Turns out these impossibly coordinated movements of flocks actually present one of the most intriguing questions in nature. Some who've studied the mystical question believe electromagnetic communication must be a part of it, or perhaps even the transference of a common thought between the flock.

But the phenomenon also has been called an example of "emergent behavior" among the flock itself.

"There is no leader, no overall control; instead the flock's movements are determined by the moment-by-moment decisions of individual birds, following simple rules in response to interactions with their neighbors in the flock," one explanation, posted on The Straight Dope website, reads. I had to read that passage twice and still scratched my head.

"Research by Wayne Potts, published in the journal Nature in 1984, helped explain how flock movements are initiated and coordinated," the site says. "Potts, through a frame-by-frame analysis of high-speed film of sandpiper flocks, found that any individual can initiate a flock movement, which then propagates through the flock in a wave radiating out from the initiation site.

"These 'maneuver waves' could move in any direction through the flock, including from back to front.
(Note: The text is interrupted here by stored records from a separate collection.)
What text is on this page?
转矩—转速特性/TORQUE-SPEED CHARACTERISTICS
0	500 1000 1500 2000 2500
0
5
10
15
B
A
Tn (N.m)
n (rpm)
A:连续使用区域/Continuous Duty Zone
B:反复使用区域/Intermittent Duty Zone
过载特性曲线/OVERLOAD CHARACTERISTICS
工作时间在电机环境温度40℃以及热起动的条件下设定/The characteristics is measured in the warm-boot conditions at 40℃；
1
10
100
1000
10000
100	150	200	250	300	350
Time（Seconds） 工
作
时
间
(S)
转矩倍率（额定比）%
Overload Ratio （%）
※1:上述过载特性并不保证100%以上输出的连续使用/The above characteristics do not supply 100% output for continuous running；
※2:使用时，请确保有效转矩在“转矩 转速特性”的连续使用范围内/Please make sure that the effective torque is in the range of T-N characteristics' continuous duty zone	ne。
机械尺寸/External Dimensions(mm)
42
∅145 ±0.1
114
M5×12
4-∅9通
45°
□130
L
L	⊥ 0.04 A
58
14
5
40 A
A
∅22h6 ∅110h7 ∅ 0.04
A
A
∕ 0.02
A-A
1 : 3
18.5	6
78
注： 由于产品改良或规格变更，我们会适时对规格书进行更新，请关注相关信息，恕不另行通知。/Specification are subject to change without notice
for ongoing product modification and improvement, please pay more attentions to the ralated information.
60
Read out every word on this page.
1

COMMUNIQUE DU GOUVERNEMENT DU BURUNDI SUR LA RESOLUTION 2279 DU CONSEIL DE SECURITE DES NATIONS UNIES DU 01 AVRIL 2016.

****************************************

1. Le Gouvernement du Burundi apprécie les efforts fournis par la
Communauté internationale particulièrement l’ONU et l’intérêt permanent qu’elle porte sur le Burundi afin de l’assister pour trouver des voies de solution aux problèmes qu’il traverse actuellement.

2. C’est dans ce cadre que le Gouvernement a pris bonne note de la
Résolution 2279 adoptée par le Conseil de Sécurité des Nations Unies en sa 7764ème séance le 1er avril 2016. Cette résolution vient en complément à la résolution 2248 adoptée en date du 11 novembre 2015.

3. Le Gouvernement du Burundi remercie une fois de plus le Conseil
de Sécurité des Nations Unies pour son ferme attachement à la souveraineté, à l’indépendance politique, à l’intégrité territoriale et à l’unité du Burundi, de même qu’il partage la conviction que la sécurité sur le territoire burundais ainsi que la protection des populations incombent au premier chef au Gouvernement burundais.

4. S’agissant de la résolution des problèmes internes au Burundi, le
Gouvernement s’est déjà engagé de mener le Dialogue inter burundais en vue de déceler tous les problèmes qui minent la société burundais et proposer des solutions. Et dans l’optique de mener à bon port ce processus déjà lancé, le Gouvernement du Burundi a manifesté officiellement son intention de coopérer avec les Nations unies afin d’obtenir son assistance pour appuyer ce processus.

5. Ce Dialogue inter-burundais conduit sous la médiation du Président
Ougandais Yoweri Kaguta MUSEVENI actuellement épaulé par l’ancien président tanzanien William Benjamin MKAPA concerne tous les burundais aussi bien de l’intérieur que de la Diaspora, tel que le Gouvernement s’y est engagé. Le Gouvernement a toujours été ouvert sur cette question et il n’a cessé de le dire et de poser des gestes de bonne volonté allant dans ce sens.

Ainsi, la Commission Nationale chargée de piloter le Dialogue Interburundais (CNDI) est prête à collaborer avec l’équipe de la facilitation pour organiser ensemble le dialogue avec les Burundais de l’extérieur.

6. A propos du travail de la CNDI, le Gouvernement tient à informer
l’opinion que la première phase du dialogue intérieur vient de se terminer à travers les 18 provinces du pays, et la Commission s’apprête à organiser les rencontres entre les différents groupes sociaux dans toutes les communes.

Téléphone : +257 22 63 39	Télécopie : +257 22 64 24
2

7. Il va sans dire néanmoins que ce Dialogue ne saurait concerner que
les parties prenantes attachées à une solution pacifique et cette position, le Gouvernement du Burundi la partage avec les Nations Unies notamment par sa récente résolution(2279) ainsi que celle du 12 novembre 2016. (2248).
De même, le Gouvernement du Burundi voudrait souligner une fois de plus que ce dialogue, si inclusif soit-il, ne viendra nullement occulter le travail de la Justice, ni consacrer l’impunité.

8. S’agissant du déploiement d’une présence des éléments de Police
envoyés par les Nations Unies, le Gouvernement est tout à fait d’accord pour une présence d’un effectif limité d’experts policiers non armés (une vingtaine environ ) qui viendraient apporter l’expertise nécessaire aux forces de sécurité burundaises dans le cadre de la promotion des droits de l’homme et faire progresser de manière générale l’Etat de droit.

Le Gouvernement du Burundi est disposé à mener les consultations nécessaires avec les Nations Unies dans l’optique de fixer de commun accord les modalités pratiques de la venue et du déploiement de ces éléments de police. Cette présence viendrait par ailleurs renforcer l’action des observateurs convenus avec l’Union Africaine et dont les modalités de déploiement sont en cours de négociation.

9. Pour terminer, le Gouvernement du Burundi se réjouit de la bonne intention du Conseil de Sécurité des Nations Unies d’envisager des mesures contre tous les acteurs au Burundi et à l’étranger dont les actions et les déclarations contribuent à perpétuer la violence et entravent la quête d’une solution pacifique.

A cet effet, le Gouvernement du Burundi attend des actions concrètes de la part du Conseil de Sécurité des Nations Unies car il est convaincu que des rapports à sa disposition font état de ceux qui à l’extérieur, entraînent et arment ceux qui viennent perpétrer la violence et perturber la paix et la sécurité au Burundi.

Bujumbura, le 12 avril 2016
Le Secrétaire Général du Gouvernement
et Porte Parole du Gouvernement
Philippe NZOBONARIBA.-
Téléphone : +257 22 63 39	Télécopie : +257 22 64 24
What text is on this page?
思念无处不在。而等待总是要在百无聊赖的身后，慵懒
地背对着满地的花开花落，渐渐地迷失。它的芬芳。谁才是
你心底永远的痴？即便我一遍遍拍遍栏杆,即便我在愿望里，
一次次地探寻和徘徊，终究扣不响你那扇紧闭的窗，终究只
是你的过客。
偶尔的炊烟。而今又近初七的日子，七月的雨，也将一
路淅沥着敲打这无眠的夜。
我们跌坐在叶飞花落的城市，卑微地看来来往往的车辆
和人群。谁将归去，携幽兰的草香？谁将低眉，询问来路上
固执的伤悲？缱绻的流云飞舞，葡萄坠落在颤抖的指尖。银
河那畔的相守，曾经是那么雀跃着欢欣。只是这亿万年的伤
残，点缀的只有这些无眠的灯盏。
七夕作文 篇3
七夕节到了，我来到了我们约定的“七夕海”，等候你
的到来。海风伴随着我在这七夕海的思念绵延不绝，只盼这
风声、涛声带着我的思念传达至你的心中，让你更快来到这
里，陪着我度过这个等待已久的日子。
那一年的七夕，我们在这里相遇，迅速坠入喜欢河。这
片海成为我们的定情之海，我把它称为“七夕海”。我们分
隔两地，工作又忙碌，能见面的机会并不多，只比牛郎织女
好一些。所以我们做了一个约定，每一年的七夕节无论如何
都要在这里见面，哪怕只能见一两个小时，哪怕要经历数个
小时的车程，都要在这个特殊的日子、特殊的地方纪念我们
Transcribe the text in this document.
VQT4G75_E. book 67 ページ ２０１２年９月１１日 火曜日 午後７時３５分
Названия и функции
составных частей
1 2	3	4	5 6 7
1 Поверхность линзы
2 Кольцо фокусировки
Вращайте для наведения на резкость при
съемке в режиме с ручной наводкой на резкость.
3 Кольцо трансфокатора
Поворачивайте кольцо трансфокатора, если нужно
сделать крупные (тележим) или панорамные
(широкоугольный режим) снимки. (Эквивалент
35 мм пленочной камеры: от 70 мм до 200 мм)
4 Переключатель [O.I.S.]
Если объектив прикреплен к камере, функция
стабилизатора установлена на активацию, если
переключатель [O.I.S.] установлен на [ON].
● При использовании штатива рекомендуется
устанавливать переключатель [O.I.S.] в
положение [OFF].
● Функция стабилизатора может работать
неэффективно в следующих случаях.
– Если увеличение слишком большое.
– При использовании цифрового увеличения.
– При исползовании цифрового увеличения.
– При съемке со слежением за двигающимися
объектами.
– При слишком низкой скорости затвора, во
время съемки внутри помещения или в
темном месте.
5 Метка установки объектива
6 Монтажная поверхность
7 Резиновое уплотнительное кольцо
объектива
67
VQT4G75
However, the flock usually only responded to birds that banked into the flock, rather than away from it. Since birds turning away from the flock run the risk of being separated from it and getting picked off by the predator, others will not follow them. Besides its obvious benefits for individuals, this rule helps prevent indecision by the flock and permits it to respond rapidly to attack."

But there remains plenty of mystery to this question because once the wave movement begins, Potts found that it spread across the flock more rapidly than could be explained by individual birds' physical reaction times.

In the laboratory, a bird's mean startle reaction time to a light flash was measured at 38 milliseconds. Maneuver waves spread through the flock at a mean speed of fewer than 15 milliseconds. "However," reads the essay, "the first birds to respond to an initiator took 67 milliseconds to react. Potts proposed that birds farther away from the initiation site were able to see the wave approaching them, and could 'get set' to respond before it actually reached them."

Say, wait a minute. You don't suppose this phenomenon might be responsible for many of those massive bird deaths when they might mistakenly turn as a wave into catastrophic danger that wipes out the entire flock, do ya? Just thinking aloud.

And now we know that, while we humans (who usually wind up proved wrong over time in most things) might claim we understand why this phenomenon occurs, there's still much to it about which we share zero authentic understanding.